TV

Elon Musk's Big Bang Cameo Is Even Worse Now

Elon Musk's Big Bang Cameo Is Even Worse Now
Image credit: Legion-Media

When The Big Bang Theory aired its Thanksgiving episode "The Platonic Permutation" in 2015, it delivered what was then framed as a wholesome surprise: Elon Musk, billionaire tech genius and self-styled savior of humanity, scrubbing dishes in a soup kitchen and swapping turkey-day banter with Howard Wolowitz.

At the time, this was seen as a quirky celebrity cameo—proof that Musk wasn't just rich, he was relatable.

Fast forward to 2025, and that same cameo now plays like a bad joke.

Musk's scene was short but meticulously engineered:
– He wears an apron.
– He jokes about being "demoted for being too generous with the gravy."
– Howard fangirls, gushing about Mars and possibly being adopted by Musk.
– Cue laugh track.

Elon Musk's Big Bang Cameo Is Even Worse Now - image 1

The audience was meant to see Musk as charming and down-to-earth. Instead, we now get the uneasy feeling we're watching a sitcom trying way too hard to manufacture sincerity.

Back then, Musk was still riding the high of public goodwill. He was the clean energy guy. The Mars guy. The guy whose name got whispered next to Tony Stark. Today? Not so much. His public persona has taken a nosedive thanks to:

  • Unfiltered political rants
  • Erratic behavior on social media
  • Hostile treatment of critics and employees
  • Conspiracy-laced posts and meme-fueled chaos
  • A slow-motion implosion of Twitter—sorry, X

That warm, family-sitcom moment of him serving food to the homeless now lands like a punchline. Not because volunteering is bad, but because the person doing it onscreen feels unrecognizable from the one dominating headlines now.

Reddit threads like "This really didn't age well, did it?" have become digital dumping grounds for viewer complaints.

One user wrote, "Elon Musk volunteering to help others is absolutely not a thing," while another commented, "We all know what his actual views are a decade later." Some even accused him of buying his way onto the show, calling the cameo "crass," "unsubtle," and "redefining vile."

Even at the time, critics weren't fully convinced. The episode painted a glossy, Disneyland version of Musk—funny, self-deprecating, kind—despite little real-world evidence to support it. Now, nearly ten years later, the gap between that PR-friendly image and the man shouting at journalists on social media is wider than ever.

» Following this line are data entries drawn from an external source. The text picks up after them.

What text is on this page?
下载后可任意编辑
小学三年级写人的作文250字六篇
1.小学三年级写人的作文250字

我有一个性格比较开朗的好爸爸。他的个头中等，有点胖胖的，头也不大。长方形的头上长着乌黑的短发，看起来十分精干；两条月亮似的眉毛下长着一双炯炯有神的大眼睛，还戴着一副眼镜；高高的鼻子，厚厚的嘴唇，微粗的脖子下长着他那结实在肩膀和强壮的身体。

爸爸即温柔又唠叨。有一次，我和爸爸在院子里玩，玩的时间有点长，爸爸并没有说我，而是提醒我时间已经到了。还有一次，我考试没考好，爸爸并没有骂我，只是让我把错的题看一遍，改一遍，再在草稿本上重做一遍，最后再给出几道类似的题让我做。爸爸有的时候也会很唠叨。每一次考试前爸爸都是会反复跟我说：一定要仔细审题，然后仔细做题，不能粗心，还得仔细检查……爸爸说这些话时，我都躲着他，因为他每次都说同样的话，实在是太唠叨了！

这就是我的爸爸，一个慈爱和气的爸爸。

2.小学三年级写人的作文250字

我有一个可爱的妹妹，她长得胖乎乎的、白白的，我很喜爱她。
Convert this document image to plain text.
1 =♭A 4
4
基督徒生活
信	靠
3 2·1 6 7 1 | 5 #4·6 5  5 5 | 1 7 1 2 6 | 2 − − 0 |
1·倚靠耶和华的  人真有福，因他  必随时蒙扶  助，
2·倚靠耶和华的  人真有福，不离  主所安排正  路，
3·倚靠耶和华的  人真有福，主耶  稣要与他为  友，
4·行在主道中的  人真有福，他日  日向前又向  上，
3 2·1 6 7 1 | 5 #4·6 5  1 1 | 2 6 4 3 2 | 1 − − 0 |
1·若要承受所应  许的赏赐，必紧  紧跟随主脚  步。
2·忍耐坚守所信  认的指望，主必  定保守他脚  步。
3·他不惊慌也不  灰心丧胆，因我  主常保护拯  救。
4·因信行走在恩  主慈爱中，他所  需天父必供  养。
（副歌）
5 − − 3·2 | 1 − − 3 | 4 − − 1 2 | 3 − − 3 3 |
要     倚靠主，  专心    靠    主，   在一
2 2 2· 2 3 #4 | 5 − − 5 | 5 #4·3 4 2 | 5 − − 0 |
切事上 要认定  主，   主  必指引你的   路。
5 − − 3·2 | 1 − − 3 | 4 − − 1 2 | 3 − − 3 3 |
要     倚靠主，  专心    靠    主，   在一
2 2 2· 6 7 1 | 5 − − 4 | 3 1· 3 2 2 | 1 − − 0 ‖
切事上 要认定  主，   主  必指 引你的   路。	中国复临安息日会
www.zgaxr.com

Rewatching the episode now feels like opening a time capsule sealed in corporate optimism and nerd wish-fulfillment. Musk was supposed to represent the future of science and tech. Instead, he's become a cautionary tale about how fast public figures can burn through goodwill when they mistake attention for admiration.

The Big Bang Theory is still streaming on Max. Just don't be surprised if you hit "skip forward" when the soup kitchen scene starts.